Pequenas destilarias se preparam para ingressar no regime simplificado

Os micro e pequenos produtores de cachaça também poderão aderir ao regime tributário simplificado. Com exceção das novas empresas que iniciarem as atividades após janeiro de 2018, quem perder esse prazo só poderá requerer em 2019, informa o Instituto Brasileiro da Cachaça (Ibrac).
A medida faz parte do Projeto de Lei Complementar nº 25/2007 (Lei Complementar nº 155, de 27 de outubro de 2016), que, entre outras mudanças, possibilitou que os micro e pequenos produtores de cachaça, de vinhos, de cerveja e de licores aderissem (a partir de janeiro de 2018) ao Simples Nacional. Excluídas em 2001, a lei marca o retorno de micro e pequenas destilarias, entre elas as de aguardente de cana, ao Simples Nacional.
De acordo com o diretor executivo do Ibrac, Carlos Lima, com a exclusão (em 2001), a alta carga tributária imposta fez com que, nesses últimos anos, várias empresas caíssem na informalidade. Segundo estudos do Instituto Brasileiro de Planejamento e Tributação (IBPT), a carga tributária incidente sobre a cachaça representa hoje, de maneira geral, 81,87% do seu preço de venda.
Conforme o Ibrac, com o retorno da cachaça ao Simples, estima-se que os produtores devam obter uma redução de mais de 40% nos impostos diretos pagos sobre a bebida. O impacto da mudança será grande para o setor, pois perto de 80% dos produtores de cachaça são micro e pequenos.

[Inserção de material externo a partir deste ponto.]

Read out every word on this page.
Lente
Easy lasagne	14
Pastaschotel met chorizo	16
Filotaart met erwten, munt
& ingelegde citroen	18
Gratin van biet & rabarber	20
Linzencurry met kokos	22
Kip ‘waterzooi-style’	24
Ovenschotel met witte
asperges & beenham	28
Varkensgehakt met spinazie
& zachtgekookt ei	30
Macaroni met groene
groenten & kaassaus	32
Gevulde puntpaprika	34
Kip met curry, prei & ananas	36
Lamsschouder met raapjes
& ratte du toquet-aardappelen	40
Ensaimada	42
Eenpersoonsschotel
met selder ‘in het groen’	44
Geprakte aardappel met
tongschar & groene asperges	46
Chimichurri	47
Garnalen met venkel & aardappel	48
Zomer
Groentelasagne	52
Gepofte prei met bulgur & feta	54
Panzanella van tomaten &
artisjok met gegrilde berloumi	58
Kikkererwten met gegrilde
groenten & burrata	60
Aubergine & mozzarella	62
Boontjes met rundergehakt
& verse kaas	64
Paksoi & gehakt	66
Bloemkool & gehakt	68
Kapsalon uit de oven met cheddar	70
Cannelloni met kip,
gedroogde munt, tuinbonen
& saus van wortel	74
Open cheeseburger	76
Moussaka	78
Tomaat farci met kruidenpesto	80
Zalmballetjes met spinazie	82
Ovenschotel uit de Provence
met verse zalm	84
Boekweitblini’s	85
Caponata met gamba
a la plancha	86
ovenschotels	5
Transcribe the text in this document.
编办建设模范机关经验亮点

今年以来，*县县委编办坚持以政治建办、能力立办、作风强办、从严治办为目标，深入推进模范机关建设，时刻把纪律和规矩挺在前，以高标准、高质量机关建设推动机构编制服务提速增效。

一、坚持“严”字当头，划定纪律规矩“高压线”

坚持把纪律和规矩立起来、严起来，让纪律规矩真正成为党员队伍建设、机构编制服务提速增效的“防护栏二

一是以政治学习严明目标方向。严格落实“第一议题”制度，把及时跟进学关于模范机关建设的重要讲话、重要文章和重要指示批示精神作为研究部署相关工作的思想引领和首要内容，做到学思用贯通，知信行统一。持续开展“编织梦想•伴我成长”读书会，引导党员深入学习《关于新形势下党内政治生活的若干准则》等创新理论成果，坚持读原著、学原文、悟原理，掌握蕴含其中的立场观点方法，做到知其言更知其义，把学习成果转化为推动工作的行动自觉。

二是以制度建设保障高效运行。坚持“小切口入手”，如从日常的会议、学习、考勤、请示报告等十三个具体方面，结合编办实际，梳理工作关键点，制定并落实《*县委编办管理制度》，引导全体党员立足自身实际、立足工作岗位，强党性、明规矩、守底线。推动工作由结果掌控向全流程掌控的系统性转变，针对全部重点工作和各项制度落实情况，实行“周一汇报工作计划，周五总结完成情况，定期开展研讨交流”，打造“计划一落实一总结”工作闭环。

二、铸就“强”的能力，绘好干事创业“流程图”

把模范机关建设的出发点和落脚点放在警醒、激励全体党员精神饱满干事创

"O Simples resolve uma parte do problema da alta tributação do setor, pois atinge somente os micro e pequenos produtores. O aumento do IPI no final de 2015, aliado às altas alíquotas de impostos e ao sistema de substituição tributária (que, em alguns casos, pode chegar a 32%), tem resultado na queda do volume de vendas. Continuaremos o trabalho para a redução dessa tributação também para as empresas que não se enquadram no Simples, sobretudo do IPI", disse Lima, em comunicado. Podem solicitar a adesão empresas com o faturamento anual de até R$ 4,8 milhões. Todas que desejarem ingressar deverão ter a inscrição estadual, bem como a inscrição no CNPJ, além de registro no Ministério da Agricultura. A solicitação é feita somente na internet por meio do portal do Simples Nacional.